Q. I’ve been recommended surgery but it’s only because they want my money?

A. While he can’t speak for other organisations, Moulsdale says he’d be surprised if this is true. "We always want to do the best thing by patients because that's how we get recommendations and grow as a company. If the right solution is contact lenses or spectacles, that's what we recommend."

Q. Laser treatment wears off after a few years?

A. This isn’t physically possible. However, eyesight, whether or not laser surgery has been performed, can change for other – usually age-related – reasons, such as cataracts or macular degeneration.

Q. Laser treatment can't correct near vision (or presbyopia)?

A. Not true, says Moulsdale. “Laser eye surgery can facilitate both functional distance and near vision for patients, through individually tailored treatment plans. After surgery these patients can read menus, newspapers and their mobile phone without the need for reading glasses they used before.”
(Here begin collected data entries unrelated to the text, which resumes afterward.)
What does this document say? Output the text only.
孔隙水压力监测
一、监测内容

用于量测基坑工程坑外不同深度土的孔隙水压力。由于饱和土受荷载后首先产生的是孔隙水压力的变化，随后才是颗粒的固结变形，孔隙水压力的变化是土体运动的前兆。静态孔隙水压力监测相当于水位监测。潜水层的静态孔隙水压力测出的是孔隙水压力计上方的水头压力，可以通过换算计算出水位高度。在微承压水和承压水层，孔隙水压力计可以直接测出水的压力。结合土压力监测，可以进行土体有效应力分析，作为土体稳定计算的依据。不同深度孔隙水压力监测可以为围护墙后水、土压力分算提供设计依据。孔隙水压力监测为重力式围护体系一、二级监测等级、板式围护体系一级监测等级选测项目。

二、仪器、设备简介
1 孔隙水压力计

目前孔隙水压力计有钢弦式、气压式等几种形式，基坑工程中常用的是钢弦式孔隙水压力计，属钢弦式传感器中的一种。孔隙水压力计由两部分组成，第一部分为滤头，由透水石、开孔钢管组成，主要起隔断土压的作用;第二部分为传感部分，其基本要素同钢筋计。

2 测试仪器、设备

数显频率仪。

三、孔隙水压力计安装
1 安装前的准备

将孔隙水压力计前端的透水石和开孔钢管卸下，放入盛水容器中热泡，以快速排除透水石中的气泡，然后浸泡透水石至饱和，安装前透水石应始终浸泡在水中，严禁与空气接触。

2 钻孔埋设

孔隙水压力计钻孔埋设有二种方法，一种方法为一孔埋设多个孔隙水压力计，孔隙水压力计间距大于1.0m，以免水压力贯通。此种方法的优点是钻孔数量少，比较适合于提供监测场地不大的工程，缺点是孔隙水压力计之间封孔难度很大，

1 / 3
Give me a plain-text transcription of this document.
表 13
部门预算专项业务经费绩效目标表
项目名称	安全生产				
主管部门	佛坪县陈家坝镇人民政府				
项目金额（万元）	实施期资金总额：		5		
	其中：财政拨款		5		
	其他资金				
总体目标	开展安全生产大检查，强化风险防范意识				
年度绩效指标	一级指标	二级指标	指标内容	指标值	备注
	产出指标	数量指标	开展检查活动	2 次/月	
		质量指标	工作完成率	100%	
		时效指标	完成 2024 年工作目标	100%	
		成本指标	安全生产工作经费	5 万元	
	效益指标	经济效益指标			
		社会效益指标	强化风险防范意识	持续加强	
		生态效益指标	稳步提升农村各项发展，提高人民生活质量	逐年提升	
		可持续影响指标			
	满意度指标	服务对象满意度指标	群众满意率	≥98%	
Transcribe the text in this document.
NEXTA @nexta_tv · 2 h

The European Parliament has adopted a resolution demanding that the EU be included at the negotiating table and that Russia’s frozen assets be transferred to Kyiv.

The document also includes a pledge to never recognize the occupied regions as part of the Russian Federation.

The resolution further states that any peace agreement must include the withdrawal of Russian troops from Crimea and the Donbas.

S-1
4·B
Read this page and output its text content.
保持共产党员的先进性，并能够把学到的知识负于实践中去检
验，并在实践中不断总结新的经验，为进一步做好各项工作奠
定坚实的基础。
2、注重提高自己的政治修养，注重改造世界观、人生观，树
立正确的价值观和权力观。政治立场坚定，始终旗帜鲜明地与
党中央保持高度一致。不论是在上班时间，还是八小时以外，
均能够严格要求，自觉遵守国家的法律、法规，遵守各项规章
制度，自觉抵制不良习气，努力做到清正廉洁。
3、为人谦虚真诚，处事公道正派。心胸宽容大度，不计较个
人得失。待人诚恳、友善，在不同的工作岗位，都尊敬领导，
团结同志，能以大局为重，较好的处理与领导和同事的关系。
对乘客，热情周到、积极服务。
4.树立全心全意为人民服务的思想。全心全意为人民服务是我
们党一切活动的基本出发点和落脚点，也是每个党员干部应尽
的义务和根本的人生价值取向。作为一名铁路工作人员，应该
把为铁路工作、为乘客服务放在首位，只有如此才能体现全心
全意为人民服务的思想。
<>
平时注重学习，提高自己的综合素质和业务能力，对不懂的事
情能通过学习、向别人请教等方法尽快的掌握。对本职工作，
Q. Laser surgery, like some cosmetic procedures such as Botox, is not always done by qualified surgeons?

A. This baffles Moulsdale. "To the best of our knowledge, all laser surgery in the UK is done by qualified ophthalmologists otherwise known as ophthalmic surgeons, registered with the GMC (General Medical Council).”

Q. Laser Eye Surgery hurts?

A. An understandable assumption, but not true. The surgery – which takes less than 10 minutes for both eyes, including preparation – is done under a local anaesthetic of “numbing” eye drops. In some people, these can cause a few moments of mild discomfort when inserted. There may also be a little soreness or scratchy feeling for a short time when the anaesthetic wears off, which can be relieved with over-the-counter painkillers.

Q. There's bound to be a risk?

A. Over 90 per cent of procedures use what's termed the LASIK or “protective flap” method. Using computer-guided, precision lasers, a small flap of the cornea is raised, the cornea’s surface reshaped and the flap replaced. In the past, the method was mechanical with more room for inaccuracy. “The process today is much more accurate,” says Moulsdale. “It is reassuring that with modern technology the likelihood of a serious complication is much less than 1 per cent, which makes it very rare.”

Q. It's not been around long enough to know if there are long-term problems?

A. Laser treatment was first practised in Canada in the Eighties and the current form of laser surgery since the early Nineties. "Worldwide, more than 30 million people have been successfully treated," says Moulsdale. "Optical Express set up its first laser eye surgery clinics in 2002, and since then we’ve treated more than half a million patients in the UK and Ireland. Our latest survey* of some 336,000 patients found more than 99 per cent reported 20/20 vision or better."